Tana Bana
4.0Overall Score

How inclined would you be to watch a 77 minute documentary on weaving in an indigenous Indian community? The answer is probably not much. You’re probably content with the jumper you bought in H&M last week and cannot envision yourself ever having to use a loom, post-apocalyptic scenario aside. But, if this form has taught us anything it’s that no subject is too small so long as there is a passion behind it, and so long as that passion invigorates the material, with the hope that it then invigorates its audience.”
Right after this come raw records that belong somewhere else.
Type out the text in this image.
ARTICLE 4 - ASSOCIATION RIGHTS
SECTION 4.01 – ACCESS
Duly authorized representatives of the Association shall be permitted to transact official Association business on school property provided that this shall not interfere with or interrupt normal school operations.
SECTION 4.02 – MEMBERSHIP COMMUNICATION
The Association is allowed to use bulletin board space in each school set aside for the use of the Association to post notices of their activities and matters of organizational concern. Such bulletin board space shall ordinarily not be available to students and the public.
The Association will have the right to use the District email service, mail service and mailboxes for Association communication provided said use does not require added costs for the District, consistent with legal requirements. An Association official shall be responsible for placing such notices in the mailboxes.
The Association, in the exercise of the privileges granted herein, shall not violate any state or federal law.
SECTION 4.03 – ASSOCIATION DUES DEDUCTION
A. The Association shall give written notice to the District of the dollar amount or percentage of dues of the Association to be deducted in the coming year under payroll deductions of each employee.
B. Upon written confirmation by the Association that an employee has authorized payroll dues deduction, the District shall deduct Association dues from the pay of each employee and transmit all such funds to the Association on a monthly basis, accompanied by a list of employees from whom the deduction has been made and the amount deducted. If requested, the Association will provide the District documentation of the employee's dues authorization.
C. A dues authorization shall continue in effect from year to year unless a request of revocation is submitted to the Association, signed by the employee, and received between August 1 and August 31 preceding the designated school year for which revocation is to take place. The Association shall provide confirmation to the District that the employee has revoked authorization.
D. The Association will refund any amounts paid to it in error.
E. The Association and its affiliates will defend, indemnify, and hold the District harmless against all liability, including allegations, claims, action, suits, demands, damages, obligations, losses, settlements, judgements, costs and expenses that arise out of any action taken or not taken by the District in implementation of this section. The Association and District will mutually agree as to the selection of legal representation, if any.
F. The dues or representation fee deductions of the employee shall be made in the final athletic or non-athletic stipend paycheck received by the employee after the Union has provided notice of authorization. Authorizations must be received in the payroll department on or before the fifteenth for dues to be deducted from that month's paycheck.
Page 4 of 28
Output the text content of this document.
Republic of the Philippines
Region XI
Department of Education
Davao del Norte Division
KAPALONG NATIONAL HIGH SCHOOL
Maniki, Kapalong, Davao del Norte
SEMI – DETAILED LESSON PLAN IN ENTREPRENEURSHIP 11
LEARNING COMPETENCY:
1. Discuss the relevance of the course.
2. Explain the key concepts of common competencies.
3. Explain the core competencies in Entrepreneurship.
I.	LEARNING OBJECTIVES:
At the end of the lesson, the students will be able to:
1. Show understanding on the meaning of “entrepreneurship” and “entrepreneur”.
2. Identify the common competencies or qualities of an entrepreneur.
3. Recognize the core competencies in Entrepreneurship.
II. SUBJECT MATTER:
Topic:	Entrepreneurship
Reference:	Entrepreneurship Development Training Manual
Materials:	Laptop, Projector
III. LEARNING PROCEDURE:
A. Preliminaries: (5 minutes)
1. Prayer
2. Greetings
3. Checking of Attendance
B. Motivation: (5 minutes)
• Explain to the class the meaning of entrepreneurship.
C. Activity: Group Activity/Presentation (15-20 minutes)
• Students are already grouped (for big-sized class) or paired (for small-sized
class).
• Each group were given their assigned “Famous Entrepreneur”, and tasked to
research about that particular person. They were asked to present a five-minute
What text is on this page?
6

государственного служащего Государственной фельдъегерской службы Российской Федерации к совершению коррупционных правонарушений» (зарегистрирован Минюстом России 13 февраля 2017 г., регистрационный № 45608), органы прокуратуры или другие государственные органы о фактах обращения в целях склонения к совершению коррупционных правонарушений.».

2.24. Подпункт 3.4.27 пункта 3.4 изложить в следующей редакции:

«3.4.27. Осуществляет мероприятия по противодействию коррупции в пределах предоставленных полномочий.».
After a much felt absence from filmmaking (no less than 15 years in fact), director Pat Murphy returns to Irish screens with a piece that is, by some accounts, unquantifiable. Yes, Tana Bana doesn’t look specifically at the craft as much as examine the community and the culture that exists around it. But it’s also true that Tana Bana is meandering in focus, moving in and out of the lives of the weavers, designers and sellers that make up the process in an arbitrary fashion. It’s refreshing to see a film that has freed itself from the obligation to relay simple, bite-sized facts. Here, Murphy is more intrigued by the people, their voices and the effervescent timbre of the place; storytelling takes a back seat as the mood and atmosphere of this Indian locus push to the fore. We become engrossed by the rhythms of this world. Images of a loom spinning mechanically or a piece of fabric being submerged in dye are simple but manage to entrance.

For all this visual beauty, what Tana Bana really captures is how these strenuous rituals, archaic though they may seem to first-world viewers, reinforce the culture and identity of these people, as if bound to it, as if (with the certainty of sounding pretentious) woven into the very fabric of their lives. In some regard, it seems as if Murphy’s veritable allegiances lie with the women in this story. A reiterated note about the obligation to wear burqas appears at various points. At others, we see the intricate design of resplendent sarees decorating a recent bride. She picks at an interesting notion here, as if to state that the marginalised role of women in this community is shaped and perpetuated by the industry it is built upon. Females are either to be covered up or ornately costumed according to their religion, objectified in either case. But such a moment of precise probing seems out of touch with an otherwise free-flowing, wandering scope. It’s the only weak note in an otherwise engaging, insightful and undeniably colourful film.